Themistokles nickte traurig. »Ich weiß, Gorg. Kim erzählte mir davon. Aber ich weiß auch, daß euch keine Schuld trifft.«

»Wir haben die Mörder verfolgt«, brummte Kelhim. »Und wir hätten sie gestellt, wenn wir nicht auf den da getroffen wären. Aber wir dachten, es wäre wichtiger, auf ihn aufzupassen.«

»Es war richtig«, bestätigte Themistokles. »Rache nutzt niemandem etwas, Kelhim.
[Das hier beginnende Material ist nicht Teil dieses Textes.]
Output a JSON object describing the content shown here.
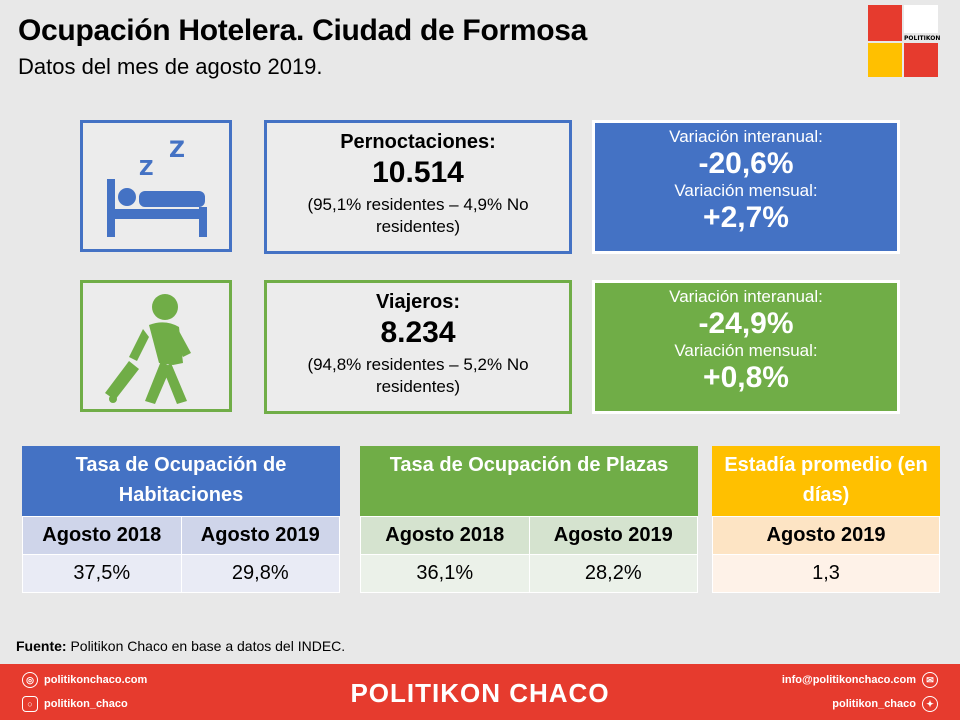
{
  "header": {
    "title": "Ocupación Hotelera. Ciudad de Formosa",
    "subtitle": "Datos del mes de agosto 2019.",
    "logo_text": "POLITIKON"
  },
  "colors": {
    "blue": "#4472c4",
    "green": "#70ad47",
    "gold": "#ffc000",
    "red": "#e63b2e"
  },
  "overnight": {
    "icon": "sleeping-bed-icon",
    "label": "Pernoctaciones:",
    "value": "10.514",
    "note": "(95,1% residentes – 4,9% No residentes)",
    "var_interanual_label": "Variación interanual:",
    "var_interanual": "-20,6%",
    "var_mensual_label": "Variación mensual:",
    "var_mensual": "+2,7%"
  },
  "travelers": {
    "icon": "traveler-with-suitcase-icon",
    "label": "Viajeros:",
    "value": "8.234",
    "note": "(94,8% residentes – 5,2% No residentes)",
    "var_interanual_label": "Variación interanual:",
    "var_interanual": "-24,9%",
    "var_mensual_label": "Variación mensual:",
    "var_mensual": "+0,8%"
  },
  "rooms": {
    "title": "Tasa de Ocupación de Habitaciones",
    "col1": "Agosto 2018",
    "col2": "Agosto 2019",
    "val1": "37,5%",
    "val2": "29,8%"
  },
  "places": {
    "title": "Tasa de Ocupación de Plazas",
    "col1": "Agosto 2018",
    "col2": "Agosto 2019",
    "val1": "36,1%",
    "val2": "28,2%"
  },
  "stay": {
    "title": "Estadía promedio (en días)",
    "col1": "Agosto 2019",
    "val1": "1,3"
  },
  "source": {
    "label": "Fuente:",
    "text": " Politikon Chaco en base a datos del INDEC."
  },
  "footer": {
    "brand": "POLITIKON CHACO",
    "website": "politikonchaco.com",
    "instagram": "politikon_chaco",
    "email": "info@politikonchaco.com",
    "twitter": "politikon_chaco"
  }
}
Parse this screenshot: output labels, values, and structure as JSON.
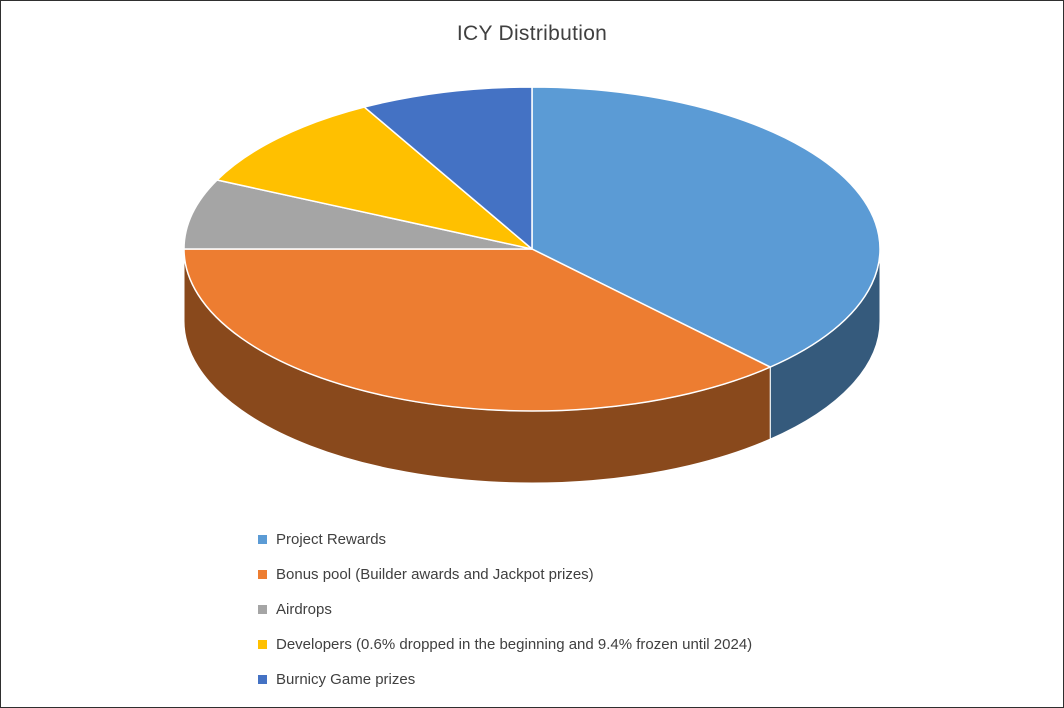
{
  "chart_data": {
    "type": "pie",
    "title": "ICY Distribution",
    "effect": "3d",
    "labels": [
      "Project Rewards",
      "Bonus pool (Builder awards and Jackpot prizes)",
      "Airdrops",
      "Developers (0.6% dropped in the beginning and 9.4% frozen until 2024)",
      "Burnicy Game prizes"
    ],
    "values": [
      38,
      37,
      7,
      10,
      8
    ],
    "colors": [
      "#5B9BD5",
      "#ED7D31",
      "#A5A5A5",
      "#FFC000",
      "#4472C4"
    ],
    "start_angle_deg": -90,
    "direction": "clockwise",
    "legend_position": "bottom-left",
    "data_labels": "none",
    "background": "#FFFFFF",
    "title_color": "#404040",
    "legend_text_color": "#404040"
  }
}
Am wenigsten den Erschlagenen.« Kim hatte den Wortwechsel mit wachsendem Erstaunen verfolgt. Er wartete, bis Gorg und Kelhim an ihren Platz am Ende des Zuges zurückgekehrt waren. Dann lenkte er sein Pferd neben das Einhorn des Zauberers und blickte Themistokles fragend an.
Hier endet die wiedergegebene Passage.